|The thesis presents a systematic experimental and numerical study on the interactions among porous fence, airflow, and windblown snowdrifts, a knowledge that will contribute to optimize the performance of porous wind shielding system in Cold Regions. A comprehensive review of the concepts, theories, techniques, and key findings associated with the research work has been undertaken. The key technical parameters influencing fence performance have been systematically studied by means of wind tunnel experimental investigations and Computational Fluid Dynamics (CFD) simulations.
The study has found that porosity is the most influential structural parameter affecting the performance of porous fences in many aspects. Fence height stands a significant positive position in terms of its performance. It was found that fence performance is not sensitive to the changes of approaching atmospheric airflow velocity. Nevertheless, a bottom gap can improve snow fence trap efficiency. All of those findings agree with most of the findings of other researchers, which affirms that the research methodology adopted in this research is sound.
Physical experimental work was performed to assess the reliability and credibility of the numerical models. Those models have been intentionally simplified, which made them easier to construct and quicker to obtain numerical solutions at a lower computational cost. Furthermore, the numerical models demonstrate the level of competence acquired through this research that is implemented in the optimisation of fence design.
Special attention has been paid to the issues where elaborate research work has not been systematically reached in the open literature, this includes areas such as the effects of arrangement of porous holes, fence surface shear, and directions of wind load with respect to the fence, etc. Correlation between the reattachment length, the shelter distance, and the creation and distribution of fence surface shear is reported, to the author’s knowledge, for the first time in the open literature. General guidelines for the design of shelters based on porous fences have been established through this study. For example, the desirable size of hole range should be identified beforehand, and porous holes with sharp angular corners should usually be avoided in the fence design. It is recommended to place the fence within an angle of 30° to the wind load, where the effective shelter distance can be estimated in a linearized equation, and the normal drag coefficient can be described as a function of cos2θ. Optimal design of the arrangement of porous holes will maximize the fence performance, especially when the close fence environment is of concern.

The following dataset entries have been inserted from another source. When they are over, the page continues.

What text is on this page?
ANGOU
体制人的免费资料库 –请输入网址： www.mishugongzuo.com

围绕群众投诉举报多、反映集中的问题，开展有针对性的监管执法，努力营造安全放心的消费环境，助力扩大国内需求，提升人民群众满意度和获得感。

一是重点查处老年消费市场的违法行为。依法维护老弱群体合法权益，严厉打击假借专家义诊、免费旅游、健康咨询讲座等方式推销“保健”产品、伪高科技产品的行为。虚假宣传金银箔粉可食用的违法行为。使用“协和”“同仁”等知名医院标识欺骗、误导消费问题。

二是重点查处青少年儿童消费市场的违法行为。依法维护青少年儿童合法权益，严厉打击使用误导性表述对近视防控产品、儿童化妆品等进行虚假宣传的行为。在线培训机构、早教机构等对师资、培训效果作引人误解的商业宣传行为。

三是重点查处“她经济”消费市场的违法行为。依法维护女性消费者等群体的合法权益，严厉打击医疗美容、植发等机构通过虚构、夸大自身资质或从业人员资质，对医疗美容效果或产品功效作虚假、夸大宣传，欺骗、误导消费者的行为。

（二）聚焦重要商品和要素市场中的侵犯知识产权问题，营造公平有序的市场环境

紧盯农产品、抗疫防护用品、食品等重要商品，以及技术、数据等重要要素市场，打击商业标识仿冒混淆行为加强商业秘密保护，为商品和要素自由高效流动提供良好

Although the definition of fence effective zone is still vague in the research field, the key factors influencing the fence effective zone have been investigated by evaluating the reduction of wind velocity leeward of the fence in this thesis. It is found that the fence effective zone is not sensitive to the change of approaching airflow velocity, and that increasing fence height will increase the physical size of the fence effective zone, but not in a proportional manner. It is also concluded that fence effective zone will be significantly reduced when the non-normal wind load is inclined at an angle greater than 30° to the fence. The effective zone increases effectively when the fence porosity is optimal.
In contrast to the majority of published research work, the transient snow transport model presented in this work considers the snow transport rate as a whole without distinguishing the rate in saltation and suspension layer. The numerical study indicated that the position of the snow crest is mainly determined by the fence height, while porosity and bottom gap mainly affect the downwind deposition length. The optimal porosity for snow fences is in the range of 0.4 to 0.5, which is greater than the one for wind fences, which lies in the range from 0.25 to 0.35. Two snow crests have been observed leeward the fence at the onset of snow deposition, when the fence was placed without a bottom gap to the snow ground. This finding has not been encountered in any of the reported research work.
Wind tunnel simulations of snowdrift around the fences have marginally under-predicted the sizes of snow deposition. The numerical predictions were quantitatively and qualitatively in good agreement with the field observations. This incompetence of wind tunnel experiments on porous fences implies that numerical modelling can play a more important role in snow fence research.